Alexander Dana Noyes
1929 Century Association Yearbook
Goethals was born in Brooklyn and, at 14, he entered the College of the City of New York. He won a cadetship to West Point where he graduated second in his class in 1880. He was commissioned as second lieutenant in the Army Corps of Engineers.
After four years working in the Northwest, he married Effie Rodman, and from 1885 to 1889 he taught at West Point. He then returned to the field, and in 1891 Goethals was placed in charge of the completion of the Muscle Shoals Canal along the Tennessee River near Chattanooga. This was his first independent command, and his responsibilities included the design and construction of the Riverton Lock at Colbert Shoals.

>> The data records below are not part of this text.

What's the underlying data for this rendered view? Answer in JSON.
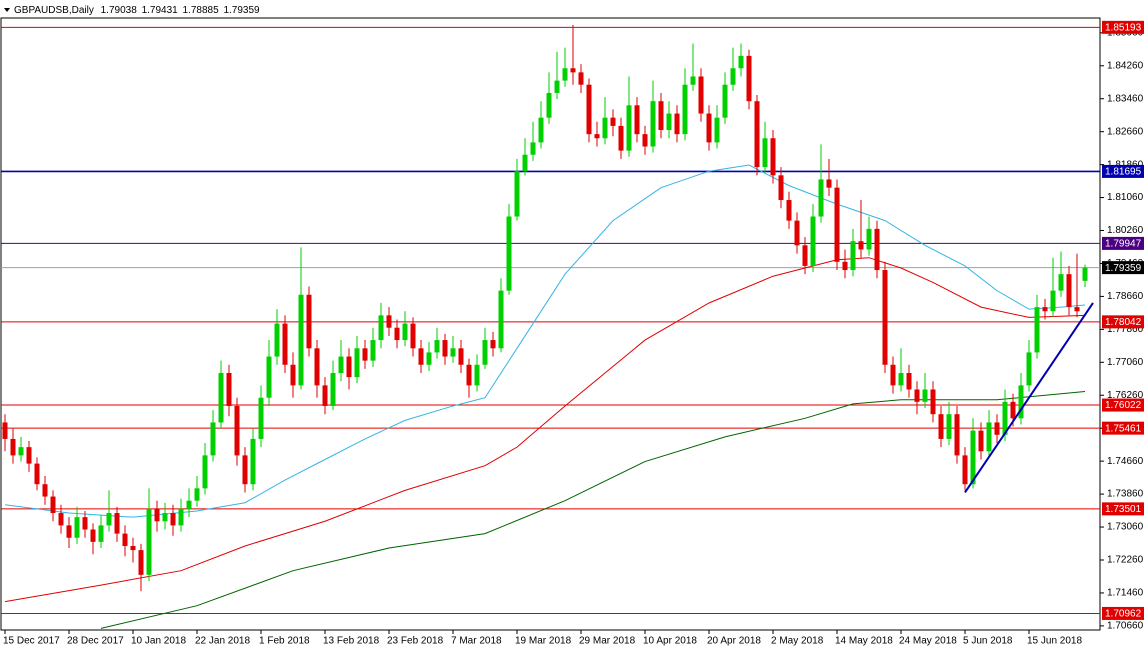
{
  "chart_data": {
    "type": "candlestick",
    "title": "GBPAUDSB,Daily",
    "xlim": [
      -0.5,
      136.875
    ],
    "ylim": [
      1.7056,
      1.8542
    ],
    "xticks": [
      {
        "value": 0,
        "label": "15 Dec 2017"
      },
      {
        "value": 8,
        "label": "28 Dec 2017"
      },
      {
        "value": 16,
        "label": "10 Jan 2018"
      },
      {
        "value": 24,
        "label": "22 Jan 2018"
      },
      {
        "value": 32,
        "label": "1 Feb 2018"
      },
      {
        "value": 40,
        "label": "13 Feb 2018"
      },
      {
        "value": 48,
        "label": "23 Feb 2018"
      },
      {
        "value": 56,
        "label": "7 Mar 2018"
      },
      {
        "value": 64,
        "label": "19 Mar 2018"
      },
      {
        "value": 72,
        "label": "29 Mar 2018"
      },
      {
        "value": 80,
        "label": "10 Apr 2018"
      },
      {
        "value": 88,
        "label": "20 Apr 2018"
      },
      {
        "value": 96,
        "label": "2 May 2018"
      },
      {
        "value": 104,
        "label": "14 May 2018"
      },
      {
        "value": 112,
        "label": "24 May 2018"
      },
      {
        "value": 120,
        "label": "5 Jun 2018"
      },
      {
        "value": 128,
        "label": "15 Jun 2018"
      }
    ],
    "yticks": [
      {
        "value": 1.8506,
        "label": "1.85060"
      },
      {
        "value": 1.8426,
        "label": "1.84260"
      },
      {
        "value": 1.8346,
        "label": "1.83460"
      },
      {
        "value": 1.8266,
        "label": "1.82660"
      },
      {
        "value": 1.8186,
        "label": "1.81860"
      },
      {
        "value": 1.8106,
        "label": "1.81060"
      },
      {
        "value": 1.8026,
        "label": "1.80260"
      },
      {
        "value": 1.7946,
        "label": "1.79460"
      },
      {
        "value": 1.7866,
        "label": "1.78660"
      },
      {
        "value": 1.7786,
        "label": "1.77860"
      },
      {
        "value": 1.7706,
        "label": "1.77060"
      },
      {
        "value": 1.7626,
        "label": "1.76260"
      },
      {
        "value": 1.7546,
        "label": "1.75460"
      },
      {
        "value": 1.7466,
        "label": "1.74660"
      },
      {
        "value": 1.7386,
        "label": "1.73860"
      },
      {
        "value": 1.7306,
        "label": "1.73060"
      },
      {
        "value": 1.7226,
        "label": "1.72260"
      },
      {
        "value": 1.7146,
        "label": "1.71460"
      },
      {
        "value": 1.7066,
        "label": "1.70660"
      }
    ],
    "up_color": "#00d000",
    "down_color": "#e00000",
    "bid_line_color": "#a0a0a0",
    "candles": [
      [
        1.756,
        1.758,
        1.749,
        1.752
      ],
      [
        1.752,
        1.7545,
        1.746,
        1.748
      ],
      [
        1.748,
        1.7525,
        1.7465,
        1.75
      ],
      [
        1.75,
        1.7515,
        1.744,
        1.746
      ],
      [
        1.746,
        1.7475,
        1.7395,
        1.741
      ],
      [
        1.741,
        1.743,
        1.736,
        1.738
      ],
      [
        1.738,
        1.7395,
        1.732,
        1.734
      ],
      [
        1.734,
        1.736,
        1.729,
        1.731
      ],
      [
        1.731,
        1.733,
        1.7255,
        1.728
      ],
      [
        1.728,
        1.7355,
        1.7265,
        1.733
      ],
      [
        1.733,
        1.7345,
        1.728,
        1.73
      ],
      [
        1.73,
        1.7315,
        1.724,
        1.727
      ],
      [
        1.727,
        1.7335,
        1.7255,
        1.731
      ],
      [
        1.731,
        1.7395,
        1.7295,
        1.734
      ],
      [
        1.734,
        1.7355,
        1.727,
        1.729
      ],
      [
        1.729,
        1.731,
        1.7235,
        1.726
      ],
      [
        1.726,
        1.728,
        1.722,
        1.725
      ],
      [
        1.725,
        1.7265,
        1.715,
        1.719
      ],
      [
        1.719,
        1.74,
        1.7175,
        1.735
      ],
      [
        1.735,
        1.737,
        1.7295,
        1.732
      ],
      [
        1.732,
        1.7365,
        1.73,
        1.734
      ],
      [
        1.734,
        1.736,
        1.7285,
        1.731
      ],
      [
        1.731,
        1.7375,
        1.7295,
        1.735
      ],
      [
        1.735,
        1.74,
        1.733,
        1.737
      ],
      [
        1.737,
        1.743,
        1.7355,
        1.74
      ],
      [
        1.74,
        1.751,
        1.7385,
        1.748
      ],
      [
        1.748,
        1.759,
        1.7465,
        1.756
      ],
      [
        1.756,
        1.771,
        1.7545,
        1.768
      ],
      [
        1.768,
        1.77,
        1.7575,
        1.76
      ],
      [
        1.76,
        1.762,
        1.7455,
        1.748
      ],
      [
        1.748,
        1.75,
        1.739,
        1.741
      ],
      [
        1.741,
        1.7545,
        1.7395,
        1.752
      ],
      [
        1.752,
        1.765,
        1.75,
        1.762
      ],
      [
        1.762,
        1.776,
        1.76,
        1.772
      ],
      [
        1.772,
        1.7835,
        1.77,
        1.78
      ],
      [
        1.78,
        1.782,
        1.768,
        1.77
      ],
      [
        1.77,
        1.773,
        1.762,
        1.765
      ],
      [
        1.765,
        1.7985,
        1.764,
        1.787
      ],
      [
        1.787,
        1.789,
        1.772,
        1.774
      ],
      [
        1.774,
        1.776,
        1.762,
        1.765
      ],
      [
        1.765,
        1.767,
        1.758,
        1.76
      ],
      [
        1.76,
        1.771,
        1.759,
        1.768
      ],
      [
        1.768,
        1.776,
        1.766,
        1.772
      ],
      [
        1.772,
        1.774,
        1.764,
        1.767
      ],
      [
        1.767,
        1.777,
        1.7655,
        1.774
      ],
      [
        1.774,
        1.776,
        1.769,
        1.771
      ],
      [
        1.771,
        1.779,
        1.7695,
        1.776
      ],
      [
        1.776,
        1.785,
        1.774,
        1.782
      ],
      [
        1.782,
        1.784,
        1.777,
        1.779
      ],
      [
        1.779,
        1.781,
        1.774,
        1.776
      ],
      [
        1.776,
        1.783,
        1.7745,
        1.78
      ],
      [
        1.78,
        1.7815,
        1.772,
        1.774
      ],
      [
        1.774,
        1.776,
        1.768,
        1.77
      ],
      [
        1.77,
        1.7755,
        1.7685,
        1.773
      ],
      [
        1.773,
        1.779,
        1.7715,
        1.776
      ],
      [
        1.776,
        1.7775,
        1.77,
        1.772
      ],
      [
        1.772,
        1.777,
        1.7705,
        1.774
      ],
      [
        1.774,
        1.776,
        1.768,
        1.77
      ],
      [
        1.77,
        1.7715,
        1.762,
        1.765
      ],
      [
        1.765,
        1.7725,
        1.7635,
        1.77
      ],
      [
        1.77,
        1.779,
        1.769,
        1.776
      ],
      [
        1.776,
        1.778,
        1.772,
        1.774
      ],
      [
        1.774,
        1.791,
        1.773,
        1.788
      ],
      [
        1.788,
        1.809,
        1.787,
        1.806
      ],
      [
        1.806,
        1.82,
        1.805,
        1.817
      ],
      [
        1.817,
        1.825,
        1.816,
        1.821
      ],
      [
        1.821,
        1.829,
        1.8195,
        1.824
      ],
      [
        1.824,
        1.834,
        1.8225,
        1.83
      ],
      [
        1.83,
        1.841,
        1.8285,
        1.836
      ],
      [
        1.836,
        1.846,
        1.8345,
        1.839
      ],
      [
        1.839,
        1.847,
        1.8375,
        1.842
      ],
      [
        1.842,
        1.8525,
        1.838,
        1.841
      ],
      [
        1.841,
        1.843,
        1.836,
        1.838
      ],
      [
        1.838,
        1.8395,
        1.824,
        1.826
      ],
      [
        1.826,
        1.829,
        1.823,
        1.825
      ],
      [
        1.825,
        1.835,
        1.8235,
        1.83
      ],
      [
        1.83,
        1.832,
        1.8255,
        1.828
      ],
      [
        1.828,
        1.83,
        1.82,
        1.822
      ],
      [
        1.822,
        1.84,
        1.8205,
        1.833
      ],
      [
        1.833,
        1.835,
        1.824,
        1.826
      ],
      [
        1.826,
        1.828,
        1.821,
        1.823
      ],
      [
        1.823,
        1.839,
        1.8215,
        1.834
      ],
      [
        1.834,
        1.836,
        1.825,
        1.827
      ],
      [
        1.827,
        1.834,
        1.825,
        1.831
      ],
      [
        1.831,
        1.833,
        1.824,
        1.826
      ],
      [
        1.826,
        1.842,
        1.8245,
        1.838
      ],
      [
        1.838,
        1.848,
        1.8365,
        1.84
      ],
      [
        1.84,
        1.842,
        1.829,
        1.831
      ],
      [
        1.831,
        1.833,
        1.822,
        1.824
      ],
      [
        1.824,
        1.833,
        1.8225,
        1.83
      ],
      [
        1.83,
        1.841,
        1.8285,
        1.838
      ],
      [
        1.838,
        1.847,
        1.8365,
        1.842
      ],
      [
        1.842,
        1.848,
        1.84,
        1.845
      ],
      [
        1.845,
        1.8465,
        1.832,
        1.834
      ],
      [
        1.834,
        1.8355,
        1.816,
        1.818
      ],
      [
        1.818,
        1.829,
        1.8165,
        1.825
      ],
      [
        1.825,
        1.827,
        1.814,
        1.816
      ],
      [
        1.816,
        1.818,
        1.808,
        1.81
      ],
      [
        1.81,
        1.812,
        1.803,
        1.805
      ],
      [
        1.805,
        1.807,
        1.797,
        1.799
      ],
      [
        1.799,
        1.801,
        1.792,
        1.794
      ],
      [
        1.794,
        1.809,
        1.7925,
        1.806
      ],
      [
        1.806,
        1.8235,
        1.8045,
        1.815
      ],
      [
        1.815,
        1.82,
        1.811,
        1.813
      ],
      [
        1.813,
        1.815,
        1.793,
        1.795
      ],
      [
        1.795,
        1.798,
        1.791,
        1.793
      ],
      [
        1.793,
        1.803,
        1.7915,
        1.8
      ],
      [
        1.8,
        1.81,
        1.796,
        1.798
      ],
      [
        1.798,
        1.806,
        1.7965,
        1.803
      ],
      [
        1.803,
        1.805,
        1.791,
        1.793
      ],
      [
        1.793,
        1.795,
        1.768,
        1.77
      ],
      [
        1.77,
        1.772,
        1.763,
        1.765
      ],
      [
        1.765,
        1.774,
        1.7635,
        1.768
      ],
      [
        1.768,
        1.77,
        1.762,
        1.764
      ],
      [
        1.764,
        1.766,
        1.758,
        1.761
      ],
      [
        1.761,
        1.768,
        1.7595,
        1.764
      ],
      [
        1.764,
        1.766,
        1.756,
        1.758
      ],
      [
        1.758,
        1.76,
        1.75,
        1.752
      ],
      [
        1.752,
        1.761,
        1.7505,
        1.758
      ],
      [
        1.758,
        1.76,
        1.746,
        1.748
      ],
      [
        1.748,
        1.75,
        1.7395,
        1.741
      ],
      [
        1.741,
        1.757,
        1.74,
        1.754
      ],
      [
        1.754,
        1.756,
        1.747,
        1.749
      ],
      [
        1.749,
        1.759,
        1.7475,
        1.756
      ],
      [
        1.756,
        1.758,
        1.751,
        1.753
      ],
      [
        1.753,
        1.764,
        1.7515,
        1.761
      ],
      [
        1.761,
        1.763,
        1.755,
        1.757
      ],
      [
        1.757,
        1.768,
        1.7555,
        1.765
      ],
      [
        1.765,
        1.776,
        1.7635,
        1.773
      ],
      [
        1.773,
        1.787,
        1.7715,
        1.784
      ],
      [
        1.784,
        1.786,
        1.781,
        1.783
      ],
      [
        1.783,
        1.796,
        1.7815,
        1.788
      ],
      [
        1.788,
        1.7975,
        1.7865,
        1.792
      ],
      [
        1.792,
        1.794,
        1.782,
        1.784
      ],
      [
        1.784,
        1.797,
        1.7815,
        1.783
      ],
      [
        1.79038,
        1.79431,
        1.78885,
        1.79359
      ]
    ],
    "series": [
      {
        "color": "#33b5e5",
        "x": [
          0,
          8,
          16,
          24,
          30,
          35,
          40,
          45,
          50,
          56,
          60,
          64,
          70,
          76,
          82,
          88,
          93,
          98,
          104,
          110,
          115,
          120,
          124,
          128,
          132,
          135
        ],
        "values": [
          1.736,
          1.734,
          1.733,
          1.7345,
          1.7365,
          1.742,
          1.747,
          1.752,
          1.7565,
          1.76,
          1.762,
          1.774,
          1.792,
          1.805,
          1.813,
          1.817,
          1.8185,
          1.8135,
          1.809,
          1.805,
          1.799,
          1.794,
          1.788,
          1.7835,
          1.784,
          1.7845
        ]
      },
      {
        "color": "#e00000",
        "x": [
          0,
          12,
          22,
          30,
          40,
          50,
          60,
          64,
          70,
          80,
          88,
          96,
          104,
          108,
          112,
          116,
          122,
          128,
          135
        ],
        "values": [
          1.7125,
          1.7165,
          1.72,
          1.726,
          1.732,
          1.7395,
          1.7455,
          1.75,
          1.76,
          1.776,
          1.785,
          1.7915,
          1.7955,
          1.796,
          1.7935,
          1.79,
          1.784,
          1.7815,
          1.782
        ]
      },
      {
        "color": "#006400",
        "x": [
          12,
          24,
          36,
          48,
          60,
          70,
          80,
          90,
          100,
          106,
          112,
          124,
          135
        ],
        "values": [
          1.706,
          1.7115,
          1.72,
          1.7255,
          1.729,
          1.737,
          1.7465,
          1.7525,
          1.757,
          1.7605,
          1.7615,
          1.7615,
          1.7635
        ]
      }
    ],
    "trendline": {
      "color": "#0000b0",
      "x": [
        120,
        136
      ],
      "values": [
        1.739,
        1.785
      ]
    },
    "levels": [
      {
        "value": 1.85193,
        "color": "#e00000"
      },
      {
        "value": 1.81695,
        "color": "#0000b0"
      },
      {
        "value": 1.79947,
        "color": "#4b0082"
      },
      {
        "value": 1.78042,
        "color": "#e00000"
      },
      {
        "value": 1.76022,
        "color": "#e00000"
      },
      {
        "value": 1.75461,
        "color": "#e00000"
      },
      {
        "value": 1.73501,
        "color": "#e00000"
      },
      {
        "value": 1.70962,
        "color": "#e00000"
      }
    ]
  }
}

Goethals’s recommendation of a single lock with an unprecedented lift of twenty-six feet was initially opposed by his superiors, but he persuaded the conservative army engineers of the merits of his design. The success of the Riverton Lock inspired the eventual adoption of high-lift locks elsewhere, including those for the Panama Canal.

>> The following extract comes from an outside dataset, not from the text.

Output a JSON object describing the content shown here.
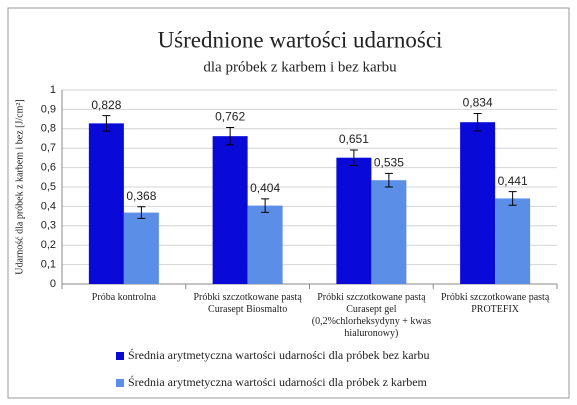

During the Spanish-American War he was lieutenant colonel and chief of engineers of the U.S. Volunteers. In 1907, President Theodore Roosevelt appointed Goethals chief engineer of the daunting Panama Canal construction, a project that had defeated French efforts in 1880. While plagued with problems such as disease and landslides, the canal was opened in August 1914, almost two years ahead of the target date. A total of 27,500 workmen are estimated to have died in the French and American efforts, but Goethals received unstinted praise from visiting engineers and from the technical press. President Woodrow Wilson appointed him the first Civil Governor of the Panama Canal Zone.
In 1919, he requested his release from his active service. Later on, he headed an engineering and construction firm. The Goethals Bridge between New York and New Jersey was named for him.